If it's non-obscenely profitable, why not quickly
make your own pharma-company and benefit ?
Even 3rd world could do it.

Good topic. Forgive if my understanding is naive, however I suspect that doctors are too immersed in medical ethics to consider the following solution.

The huge cost in discovering & bringing a new drug to market (hundreds of $millions as I understand it) is the process of certifying a drug as safe & efficacious. That process ostensibly protects big pharma from lawsuits, and also gives big pharma a virtual monopoly on new drugs.

Meanwhile people are at risk of dying. They are desperate for anything that might work.

The issue breaks into two parts. (1)Finding new drugs that are not harmful below a known dosage. (2)Finding a use for those drugs.

Why is it not a workable solution to provide on a central registry a graduated scale of the safe dosages of different drugs? e.g. "There is a 99% probability that in dosages of less than x mg/Kg this drug will not permanently harm people". It then becomes a separate process by other medical scientists to establish a use for the drug.

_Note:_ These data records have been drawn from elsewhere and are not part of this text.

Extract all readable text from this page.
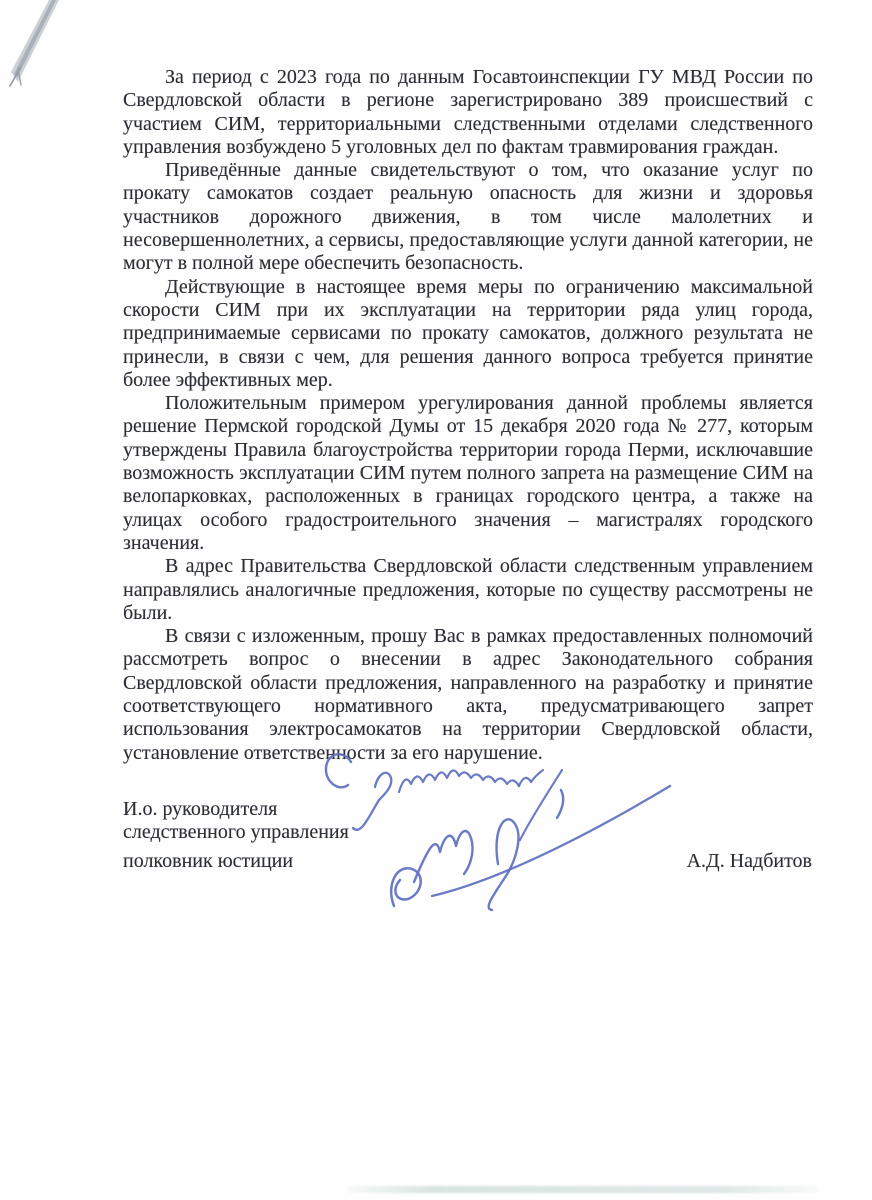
За период с 2023 года по данным Госавтоинспекции ГУ МВД России по Свердловской области в регионе зарегистрировано 389 происшествий с участием СИМ, территориальными следственными отделами следственного управления возбуждено 5 уголовных дел по фактам травмирования граждан.

Приведённые данные свидетельствуют о том, что оказание услуг по прокату самокатов создает реальную опасность для жизни и здоровья участников дорожного движения, в том числе малолетних и несовершеннолетних, а сервисы, предоставляющие услуги данной категории, не могут в полной мере обеспечить безопасность.

Действующие в настоящее время меры по ограничению максимальной скорости СИМ при их эксплуатации на территории ряда улиц города, предпринимаемые сервисами по прокату самокатов, должного результата не принесли, в связи с чем, для решения данного вопроса требуется принятие более эффективных мер.

Положительным примером урегулирования данной проблемы является решение Пермской городской Думы от 15 декабря 2020 года № 277, которым утверждены Правила благоустройства территории города Перми, исключавшие возможность эксплуатации СИМ путем полного запрета на размещение СИМ на велопарковках, расположенных в границах городского центра, а также на улицах особого градостроительного значения – магистралях городского значения.

В адрес Правительства Свердловской области следственным управлением направлялись аналогичные предложения, которые по существу рассмотрены не были.

В связи с изложенным, прошу Вас в рамках предоставленных полномочий рассмотреть вопрос о внесении в адрес Законодательного собрания Свердловской области предложения, направленного на разработку и принятие соответствующего нормативного акта, предусматривающего запрет использования электросамокатов на территории Свердловской области, установление ответственности за его нарушение.

И.о. руководителя
следственного управления
полковник юстиции	А.Д. Надбитов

Desperate patients would be prepared to take risky drugs. Those less desperate (headache cure?) would take less risky drugs. Having signed off on the known risk level, a patient's lawsuit would likely fail.

Revere: could you please edit the funny symbols above to be quote (") marks? My editor is not 100% compatible with yours :(.

Why not retrieve all the vaccine that is discarded at 28 days after opening in spite of the manufacturer and CDC saying it is good until the manufacturer's expiration date. USP made the rule and JCAHO is enforcing it. I can very easily see a very small DoD clinic somewhere in the middle of no where discarding 9 doses of the HPV vaccine because only one woman came in that month for a shot.